Some of my customization workflows in vRO crashed while parsing the JSON-Payload.
e.g.: Error in (Workflow:Deactivate ReProvisioning Flag / Scriptable task (item1)#12758) SyntaxError: Unexcpected character in string: '\s'
I found out if I start the reprovision via vRA GUI the property "Legacy.Workflow.User" looks like this -> user@domain.local
otherwise started via my bulk reprovisioning XaaS Workflow "Legacy.Workflow.User" uses a different notation -> domain\serviceuser
but...
It still doesn't work as expected.
I think it must still be a problem with domain user notation. Thats the only difference I'm aware between vRA GUI and Xaas Workflow.

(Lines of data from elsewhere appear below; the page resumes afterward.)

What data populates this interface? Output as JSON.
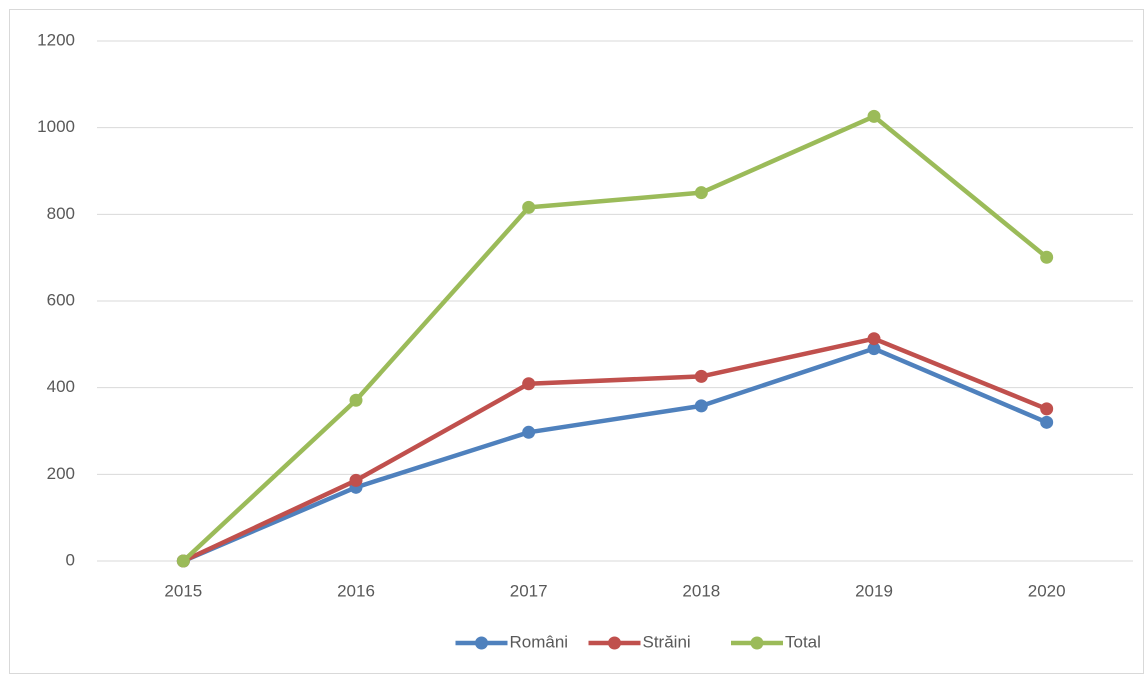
{
  "chart_data": {
    "type": "line",
    "categories": [
      "2015",
      "2016",
      "2017",
      "2018",
      "2019",
      "2020"
    ],
    "series": [
      {
        "name": "Români",
        "color": "#4f81bd",
        "values": [
          0,
          170,
          297,
          358,
          490,
          320
        ]
      },
      {
        "name": "Străini",
        "color": "#c0504d",
        "values": [
          0,
          186,
          409,
          426,
          513,
          351
        ]
      },
      {
        "name": "Total",
        "color": "#9bbb59",
        "values": [
          0,
          371,
          816,
          850,
          1026,
          701
        ]
      }
    ],
    "ylim": [
      0,
      1200
    ],
    "yticks": [
      0,
      200,
      400,
      600,
      800,
      1000,
      1200
    ],
    "grid": true,
    "legend": "bottom"
  }
}
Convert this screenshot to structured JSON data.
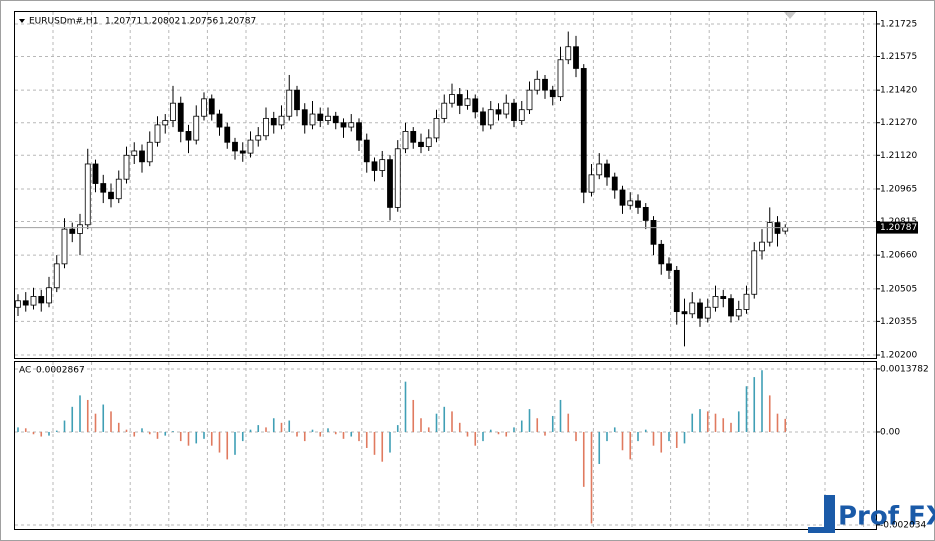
{
  "chart_data": [
    {
      "type": "candlestick",
      "title": "EURUSDm#,H1",
      "up_color": "#ffffff",
      "down_color": "#000000",
      "grid": true,
      "ylim": [
        1.20191,
        1.2178
      ],
      "yticks": [
        {
          "value": 1.202,
          "label": "1.20200"
        },
        {
          "value": 1.20355,
          "label": "1.20355"
        },
        {
          "value": 1.20505,
          "label": "1.20505"
        },
        {
          "value": 1.2066,
          "label": "1.20660"
        },
        {
          "value": 1.20815,
          "label": "1.20815"
        },
        {
          "value": 1.20965,
          "label": "1.20965"
        },
        {
          "value": 1.2112,
          "label": "1.21120"
        },
        {
          "value": 1.2127,
          "label": "1.21270"
        },
        {
          "value": 1.2142,
          "label": "1.21420"
        },
        {
          "value": 1.21575,
          "label": "1.21575"
        },
        {
          "value": 1.21725,
          "label": "1.21725"
        }
      ],
      "open": [
        1.2042,
        1.2045,
        1.2043,
        1.2047,
        1.2044,
        1.2051,
        1.2062,
        1.2078,
        1.2076,
        1.208,
        1.2108,
        1.2099,
        1.2095,
        1.2092,
        1.2101,
        1.2112,
        1.2114,
        1.2109,
        1.2118,
        1.2126,
        1.2128,
        1.2136,
        1.2123,
        1.2119,
        1.213,
        1.2138,
        1.2131,
        1.2125,
        1.2118,
        1.2114,
        1.2113,
        1.2119,
        1.2121,
        1.2129,
        1.2126,
        1.213,
        1.2142,
        1.2133,
        1.2126,
        1.2131,
        1.2128,
        1.213,
        1.2127,
        1.2125,
        1.2127,
        1.2119,
        1.2109,
        1.2105,
        1.211,
        1.2088,
        1.2115,
        1.2123,
        1.2118,
        1.2116,
        1.212,
        1.2129,
        1.2136,
        1.214,
        1.2135,
        1.2138,
        1.2132,
        1.2126,
        1.2133,
        1.2131,
        1.2136,
        1.2128,
        1.2133,
        1.2142,
        1.2147,
        1.2142,
        1.2139,
        1.2156,
        1.2162,
        1.2152,
        1.2095,
        1.2103,
        1.2108,
        1.2102,
        1.2096,
        1.2089,
        1.2091,
        1.2088,
        1.2082,
        1.2071,
        1.2062,
        1.2059,
        1.204,
        1.2039,
        1.2044,
        1.2037,
        1.2042,
        1.2047,
        1.2046,
        1.2038,
        1.2041,
        1.2048,
        1.2068,
        1.2072,
        1.2081,
        1.20771
      ],
      "high": [
        1.2048,
        1.2049,
        1.2051,
        1.205,
        1.2056,
        1.2066,
        1.2083,
        1.2081,
        1.2085,
        1.2115,
        1.211,
        1.2103,
        1.2099,
        1.2105,
        1.2116,
        1.2118,
        1.2117,
        1.2123,
        1.213,
        1.2131,
        1.2144,
        1.2139,
        1.2126,
        1.2135,
        1.2141,
        1.214,
        1.2133,
        1.2127,
        1.212,
        1.2118,
        1.2123,
        1.2125,
        1.2134,
        1.2132,
        1.2135,
        1.2149,
        1.2144,
        1.2136,
        1.2137,
        1.2134,
        1.2134,
        1.2132,
        1.2129,
        1.2131,
        1.2129,
        1.2122,
        1.2111,
        1.2114,
        1.2112,
        1.2119,
        1.2127,
        1.2125,
        1.2122,
        1.2124,
        1.2133,
        1.214,
        1.2145,
        1.2143,
        1.2142,
        1.214,
        1.2134,
        1.2137,
        1.2136,
        1.214,
        1.2138,
        1.2137,
        1.2146,
        1.2151,
        1.2149,
        1.2144,
        1.2162,
        1.2169,
        1.2167,
        1.2154,
        1.2108,
        1.2113,
        1.211,
        1.2104,
        1.2098,
        1.2095,
        1.2094,
        1.209,
        1.2084,
        1.2073,
        1.2065,
        1.2061,
        1.2046,
        1.2049,
        1.2046,
        1.2046,
        1.2052,
        1.205,
        1.2048,
        1.2045,
        1.2052,
        1.2072,
        1.2078,
        1.2088,
        1.2084,
        1.20802
      ],
      "low": [
        1.2038,
        1.204,
        1.2041,
        1.204,
        1.2042,
        1.2049,
        1.206,
        1.2072,
        1.2066,
        1.2078,
        1.2095,
        1.209,
        1.2088,
        1.209,
        1.2099,
        1.2108,
        1.2104,
        1.2107,
        1.2116,
        1.2122,
        1.2125,
        1.2118,
        1.2113,
        1.2117,
        1.2128,
        1.2128,
        1.2121,
        1.2115,
        1.211,
        1.2109,
        1.2111,
        1.2116,
        1.2119,
        1.2122,
        1.2124,
        1.2128,
        1.213,
        1.2122,
        1.2124,
        1.2125,
        1.2126,
        1.2124,
        1.212,
        1.2123,
        1.2114,
        1.2104,
        1.21,
        1.2102,
        1.2082,
        1.2086,
        1.2113,
        1.2115,
        1.2113,
        1.2114,
        1.2118,
        1.2127,
        1.2134,
        1.2131,
        1.2133,
        1.2129,
        1.2123,
        1.2124,
        1.2128,
        1.2129,
        1.2125,
        1.2126,
        1.2131,
        1.214,
        1.2138,
        1.2135,
        1.2137,
        1.2154,
        1.2148,
        1.209,
        1.2093,
        1.2101,
        1.2098,
        1.2092,
        1.2085,
        1.2087,
        1.2085,
        1.2078,
        1.2066,
        1.2057,
        1.2055,
        1.2034,
        1.2024,
        1.2037,
        1.2033,
        1.2035,
        1.204,
        1.2042,
        1.2035,
        1.2036,
        1.2039,
        1.2046,
        1.2064,
        1.207,
        1.207,
        1.20756
      ],
      "close": [
        1.2045,
        1.2043,
        1.2047,
        1.2044,
        1.2051,
        1.2062,
        1.2078,
        1.2076,
        1.208,
        1.2108,
        1.2099,
        1.2095,
        1.2092,
        1.2101,
        1.2112,
        1.2114,
        1.2109,
        1.2118,
        1.2126,
        1.2128,
        1.2136,
        1.2123,
        1.2119,
        1.213,
        1.2138,
        1.2131,
        1.2125,
        1.2118,
        1.2114,
        1.2113,
        1.2119,
        1.2121,
        1.2129,
        1.2126,
        1.213,
        1.2142,
        1.2133,
        1.2126,
        1.2131,
        1.2128,
        1.213,
        1.2127,
        1.2125,
        1.2127,
        1.2119,
        1.2109,
        1.2105,
        1.211,
        1.2088,
        1.2115,
        1.2123,
        1.2118,
        1.2116,
        1.212,
        1.2129,
        1.2136,
        1.214,
        1.2135,
        1.2138,
        1.2132,
        1.2126,
        1.2133,
        1.2131,
        1.2136,
        1.2128,
        1.2133,
        1.2142,
        1.2147,
        1.2142,
        1.2139,
        1.2156,
        1.2162,
        1.2152,
        1.2095,
        1.2103,
        1.2108,
        1.2102,
        1.2096,
        1.2089,
        1.2091,
        1.2088,
        1.2082,
        1.2071,
        1.2062,
        1.2059,
        1.204,
        1.2039,
        1.2044,
        1.2037,
        1.2042,
        1.2047,
        1.2046,
        1.2038,
        1.2041,
        1.2048,
        1.2068,
        1.2072,
        1.2081,
        1.2076,
        1.20787
      ]
    },
    {
      "type": "bar",
      "title": "AC",
      "up_color": "#3f9fb5",
      "down_color": "#e07a5f",
      "grid": true,
      "ylim": [
        -0.0021,
        0.00153
      ],
      "yticks": [
        -0.002034,
        {
          "value": 0,
          "label": "0.00"
        },
        0.0013782
      ],
      "values": [
        0.0001,
        8e-05,
        -5e-05,
        -0.0001,
        -8e-05,
        3e-05,
        0.00025,
        0.00055,
        0.0008,
        0.0007,
        0.0004,
        0.0006,
        0.00045,
        0.0002,
        5e-05,
        -0.0001,
        8e-05,
        -5e-05,
        -0.00015,
        -8e-05,
        2e-05,
        -0.0002,
        -0.0003,
        -0.00025,
        -0.00015,
        -0.0003,
        -0.00045,
        -0.0006,
        -0.0005,
        -0.0002,
        5e-05,
        0.00015,
        0.0001,
        0.0003,
        0.0002,
        0.00025,
        -0.0001,
        -0.0002,
        5e-05,
        -0.0001,
        8e-05,
        -5e-05,
        -0.00015,
        -0.0001,
        -0.0002,
        -0.00035,
        -0.0005,
        -0.00065,
        -0.00045,
        0.00015,
        0.0011,
        0.0007,
        0.0003,
        0.0001,
        0.0004,
        0.00055,
        0.00045,
        0.0002,
        -0.0001,
        -0.0003,
        -0.0002,
        5e-05,
        -5e-05,
        -0.0001,
        0.0001,
        0.00025,
        0.0005,
        0.0003,
        -8e-05,
        0.00035,
        0.0007,
        0.0004,
        -0.0002,
        -0.0012,
        -0.002,
        -0.0007,
        -0.0002,
        0.0001,
        -0.0004,
        -0.0006,
        -0.0002,
        5e-05,
        -0.0003,
        -0.00045,
        -0.0002,
        -0.00035,
        -0.00025,
        0.0004,
        0.0005,
        0.00045,
        0.0004,
        0.0003,
        0.0002,
        0.00045,
        0.001,
        0.0012,
        0.00135,
        0.0008,
        0.0004,
        0.0002867
      ]
    },
    {
      "type": "watermark",
      "title": "Prof FX",
      "color": "#1a5aa8"
    }
  ]
}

That's what I was going to suggest next is your workflows may need debugging to see if they're behaving the same way as upon a new provision. In the case of your problem, it's looking at "\s" as a linefeed character and probably needs to be escaped or a scriptable task put in place to convert the username from DLL format to UPN format.
Now it works.
There was one more scriptable task in my last workflow I found with this "\s" error.